Infine, anche le solide prospettive di crescita, che possono essere in parte cicliche, sono in grado di sostenere la solidità delle valute. In genere, i Paesi a forte crescita attirano maggiori afflussi, contribuendo al rafforzamento delle valute. L’India è un esempio di Paese che continua a esibire una crescita robusta mentre gran parte del mondo rallenta. Il Paese sta beneficiando di dinamiche demografiche favorevoli e di un credito robusto, unitamente a bilanci solidi del settore privato, un’ampia base di risparmio nazionale ed elevate riserve in valuta estera. I modelli sui tassi di cambio basati sui fondamentali tengono conto di alcuni di questi fattori e cercano di valutare il fair value delle valute. Il grafico seguente mostra il nostro modello valutario interno, FEVER, secondo cui la maggior parte delle valute dei ME rimane sottovalutata, sebbene alcune appaiano ora sopravvalutate, nonostante una prospettiva relativamente positiva a livello di fondamentali, in quanto si sono già apprezzate in modo significativo.

Conclusioni

In linea generale, i fattori alla base del posizionamento dei tassi di cambio dei ME sono tre: i differenziali dei tassi di interesse reali (il carry trade), la propensione al rischio e i fondamentali. I differenziali dei tassi reali si sono ridotti, mentre l’avversione al rischio si è probabilmente accentuata con la flessione della crescita globale. Tuttavia, i fondamentali relativamente solidi della maggior parte dei principali Paesi dei mercati emergenti dovrebbero sostenere i tassi di cambio di tali mercati a partire da un’impennata dell’avversione al rischio. Quest’anno si sono verificati alcuni eventi che avrebbero potuto portare a un netto aumento dell’avversione al rischio (come una crisi delle banche regionali e i timori per una recessione negli Stati Uniti e un rallentamento in Cina), ma i fondamentali relativamente solidi dei principali Paesi dei mercati emergenti hanno fatto sì che le eventuali contrazioni siano state relativamente modeste e i tassi di cambio si siano ripresi rapidamente.

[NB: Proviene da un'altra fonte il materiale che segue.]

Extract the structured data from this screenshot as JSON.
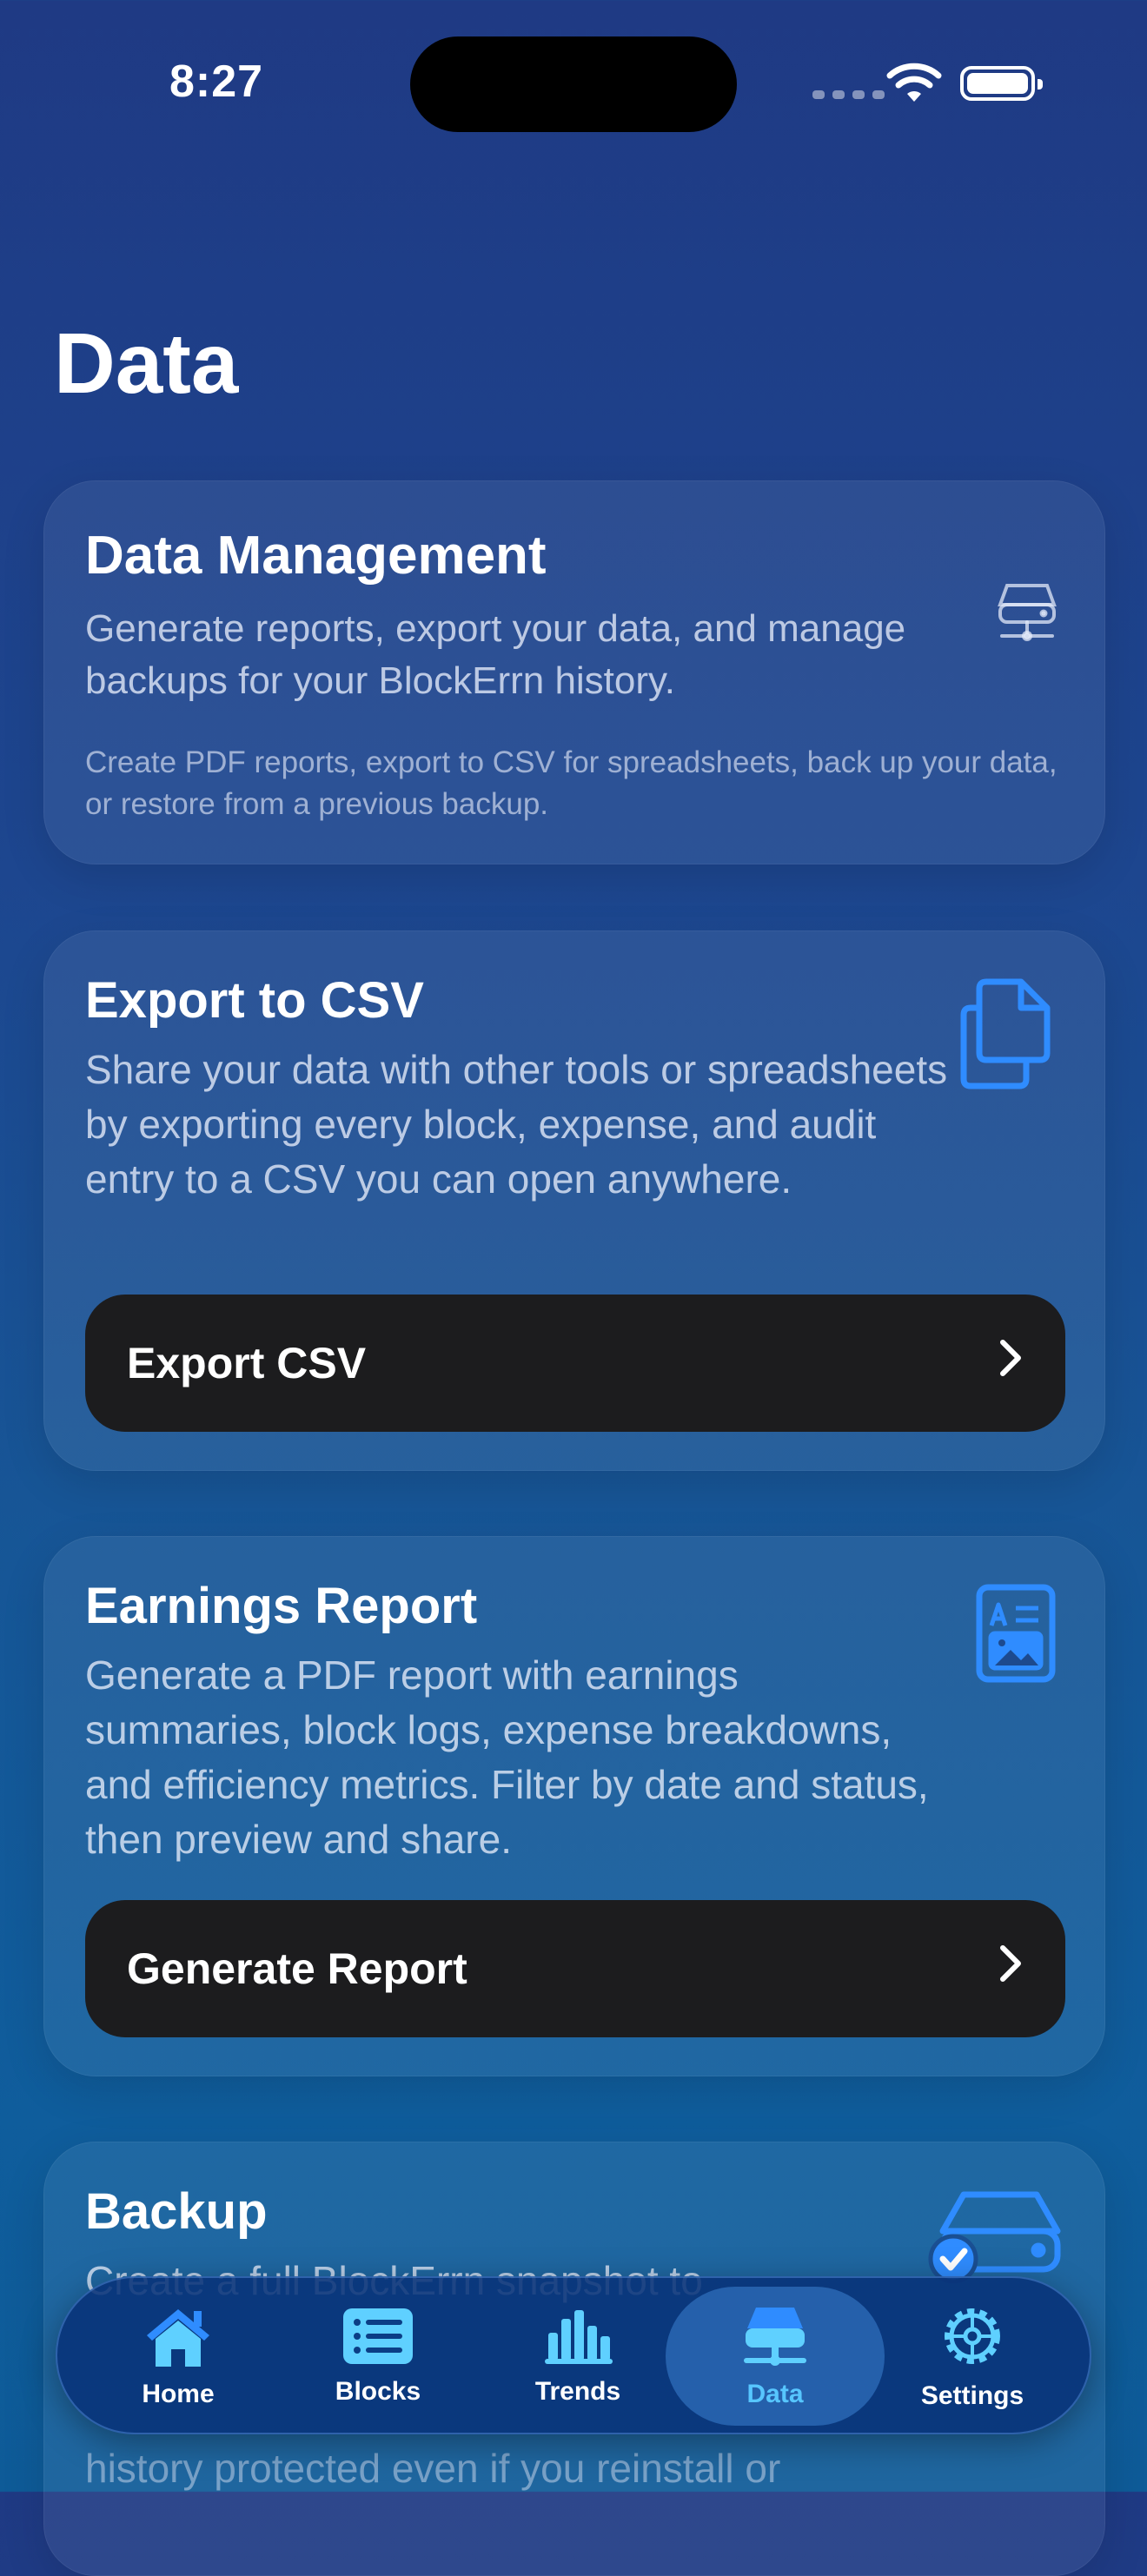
{
  "status_bar": {
    "time": "8:27"
  },
  "page": {
    "title": "Data"
  },
  "cards": {
    "management": {
      "title": "Data Management",
      "body": "Generate reports, export your data, and manage backups for your BlockErrn history.",
      "note": "Create PDF reports, export to CSV for spreadsheets, back up your data, or restore from a previous backup.",
      "icon": "server-icon"
    },
    "export": {
      "title": "Export to CSV",
      "body": "Share your data with other tools or spreadsheets by exporting every block, expense, and audit entry to a CSV you can open anywhere.",
      "button": "Export CSV",
      "icon": "documents-icon"
    },
    "report": {
      "title": "Earnings Report",
      "body": "Generate a PDF report with earnings summaries, block logs, expense breakdowns, and efficiency metrics. Filter by date and status, then preview and share.",
      "button": "Generate Report",
      "icon": "report-icon"
    },
    "backup": {
      "title": "Backup",
      "body_partial_top": "Create a full BlockErrn snapshot to",
      "body_partial_bottom": "history protected even if you reinstall or",
      "icon": "drive-check-icon"
    }
  },
  "tabbar": {
    "items": [
      {
        "label": "Home",
        "icon": "house-icon"
      },
      {
        "label": "Blocks",
        "icon": "list-icon"
      },
      {
        "label": "Trends",
        "icon": "bar-chart-icon"
      },
      {
        "label": "Data",
        "icon": "server-icon"
      },
      {
        "label": "Settings",
        "icon": "gear-icon"
      }
    ],
    "active": "Data"
  },
  "colors": {
    "accent": "#2f8cff",
    "active_tab": "#57c6ff",
    "button_bg": "#1c1c1e"
  }
}
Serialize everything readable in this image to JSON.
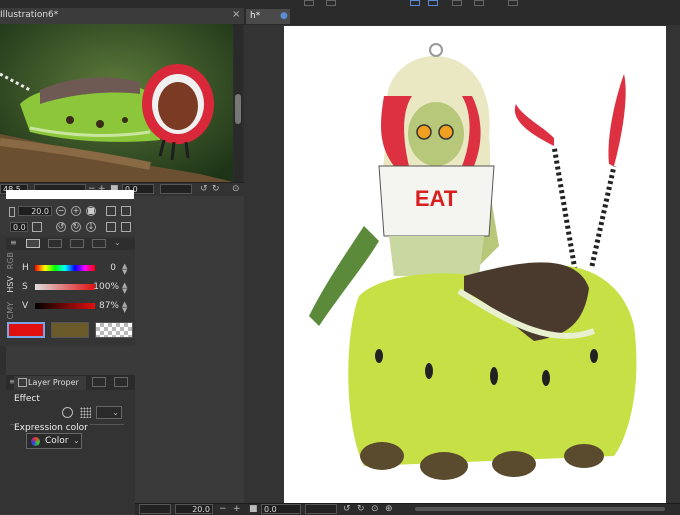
{
  "subview": {
    "tab_label": "Illustration6*",
    "close_glyph": "×",
    "zoom_value": "48.5",
    "rotate_value": "0.0"
  },
  "brush": {
    "size_value": "20.0",
    "opacity_value": "0.0"
  },
  "color": {
    "side_labels": [
      "RGB",
      "HSV",
      "CMY"
    ],
    "h_label": "H",
    "h_value": "0",
    "s_label": "S",
    "s_value": "100%",
    "v_label": "V",
    "v_value": "87%",
    "main_color": "#e01010",
    "sub_color": "#6b5b2a"
  },
  "layer_property": {
    "tab_label": "Layer Proper",
    "effect_label": "Effect",
    "expression_label": "Expression color",
    "expression_value": "Color"
  },
  "document": {
    "tab_label": "h*",
    "close_glyph": "×",
    "artwork_text": "EAT"
  },
  "bottom_bar": {
    "zoom_value": "20.0",
    "rotate_value": "0.0"
  }
}
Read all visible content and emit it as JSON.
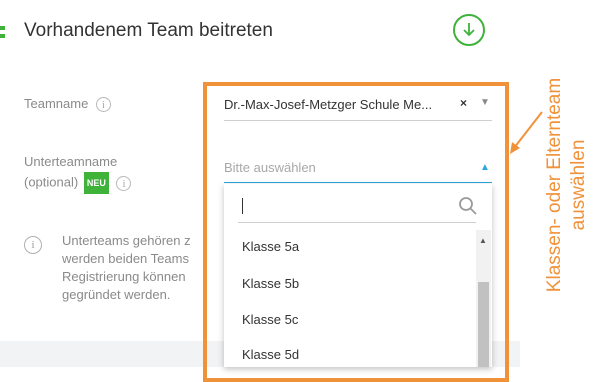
{
  "header": {
    "title": "Vorhandenem Team beitreten",
    "download_icon": "download-circle-icon"
  },
  "form": {
    "teamname_label": "Teamname",
    "teamname_value": "Dr.-Max-Josef-Metzger Schule Me...",
    "clear_symbol": "×",
    "subteam_label_line1": "Unterteamname",
    "subteam_label_line2": "(optional)",
    "new_badge": "NEU",
    "subteam_placeholder": "Bitte auswählen",
    "info_symbol": "i"
  },
  "dropdown": {
    "search_value": "",
    "options": [
      "Klasse 5a",
      "Klasse 5b",
      "Klasse 5c",
      "Klasse 5d"
    ]
  },
  "note": {
    "text": "Unterteams gehören z\nwerden beiden Teams\nRegistrierung können\ngegründet werden."
  },
  "annotation": {
    "line1": "Klassen- oder Elternteam",
    "line2": "auswählen",
    "color": "#f0923a"
  },
  "colors": {
    "accent_green": "#3fb23a",
    "focus_blue": "#2aa6e0"
  }
}
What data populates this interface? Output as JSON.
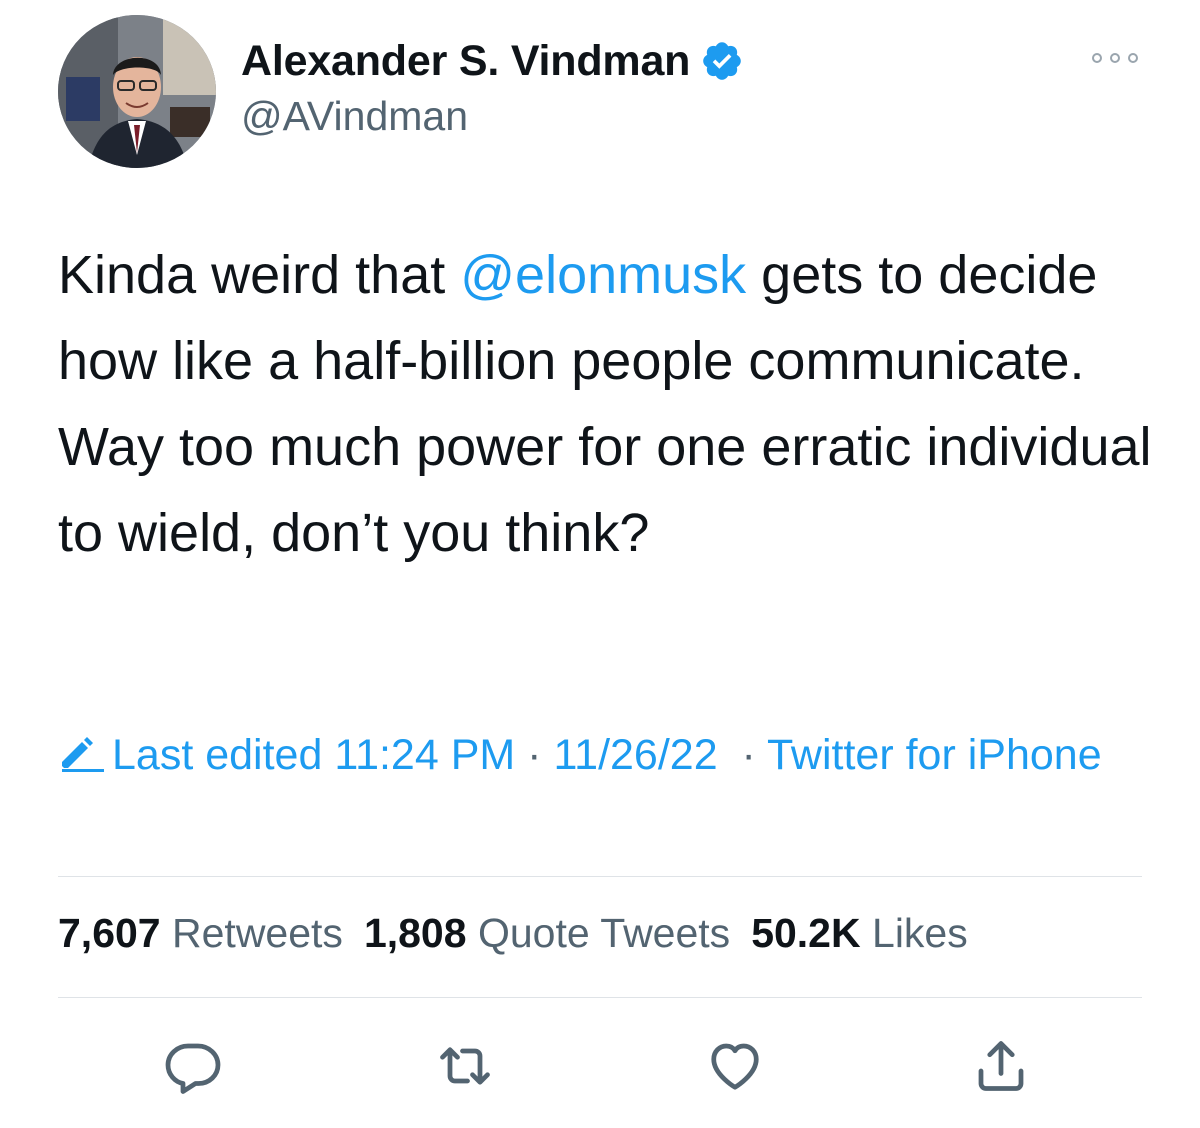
{
  "author": {
    "name": "Alexander S. Vindman",
    "handle": "@AVindman",
    "verified": true
  },
  "tweet": {
    "text_before": "Kinda weird that ",
    "mention": "@elonmusk",
    "text_after": " gets to decide how like a half-billion people communicate. Way too much power for one erratic individual to wield, don’t you think?"
  },
  "meta": {
    "edited_label": "Last edited",
    "time": "11:24 PM",
    "separator": " · ",
    "date": "11/26/22",
    "source": "Twitter for iPhone"
  },
  "stats": {
    "retweets_count": "7,607",
    "retweets_label": "Retweets",
    "quotes_count": "1,808",
    "quotes_label": "Quote Tweets",
    "likes_count": "50.2K",
    "likes_label": "Likes"
  },
  "icons": {
    "verified": "verified-badge-icon",
    "more": "more-options-icon",
    "edit": "edit-pencil-icon",
    "reply": "reply-icon",
    "retweet": "retweet-icon",
    "like": "heart-icon",
    "share": "share-icon"
  },
  "colors": {
    "accent": "#1d9bf0",
    "text": "#0f1419",
    "secondary": "#536471",
    "divider": "#dfe3e7"
  }
}
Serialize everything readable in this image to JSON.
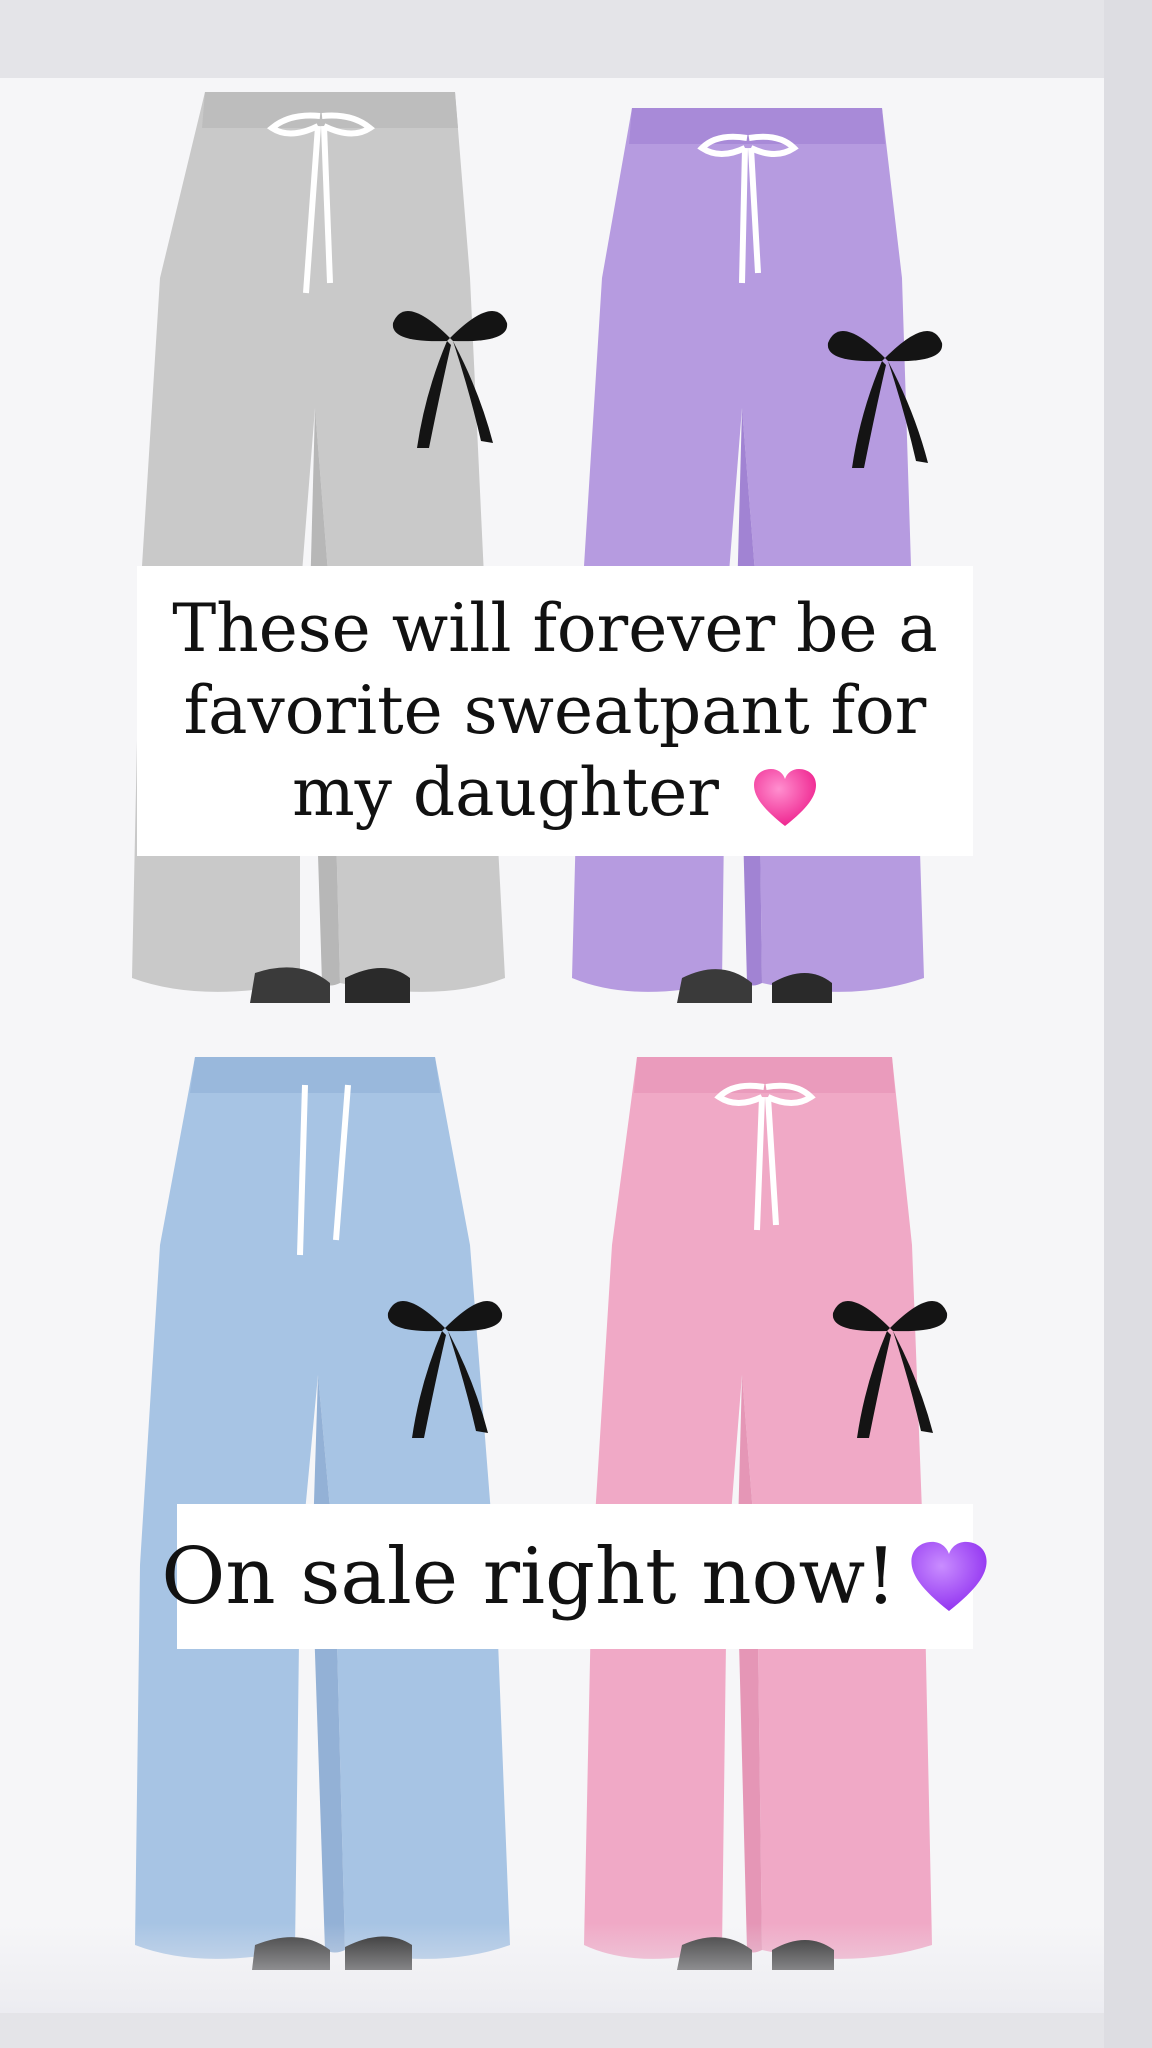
{
  "story": {
    "captions": {
      "top": "These will forever be a favorite sweatpant for my daughter",
      "bottom": "On sale right now!"
    },
    "emoji": {
      "top": "pink-heart-icon",
      "bottom": "purple-heart-icon"
    },
    "colors": {
      "grey_pants": "#c9c9c9",
      "purple_pants": "#b69be0",
      "blue_pants": "#a7c4e4",
      "pink_pants": "#f0a9c6",
      "bow": "#141414",
      "pink_heart": "#ff3fa4",
      "purple_heart": "#a64df5"
    },
    "products": [
      {
        "color_name": "grey"
      },
      {
        "color_name": "purple"
      },
      {
        "color_name": "blue"
      },
      {
        "color_name": "pink"
      }
    ]
  }
}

1. Un “carry trade” sul tasso di cambio è in contrasto con la teoria della parità scoperta dei tassi di interesse. Secondo tale teoria, la variazione attesa di un tasso di cambio dovrebbe essere pari al differenziale del tasso di interesse delle due valute nello stesso periodo. Se ciò non accade, in teoria, è possibile ottenere un rendimento anomalo, utilizzando il carry trade, prendendo in prestito una valuta a basso tasso di interesse e investendo in una valuta a tasso di interesse più elevato.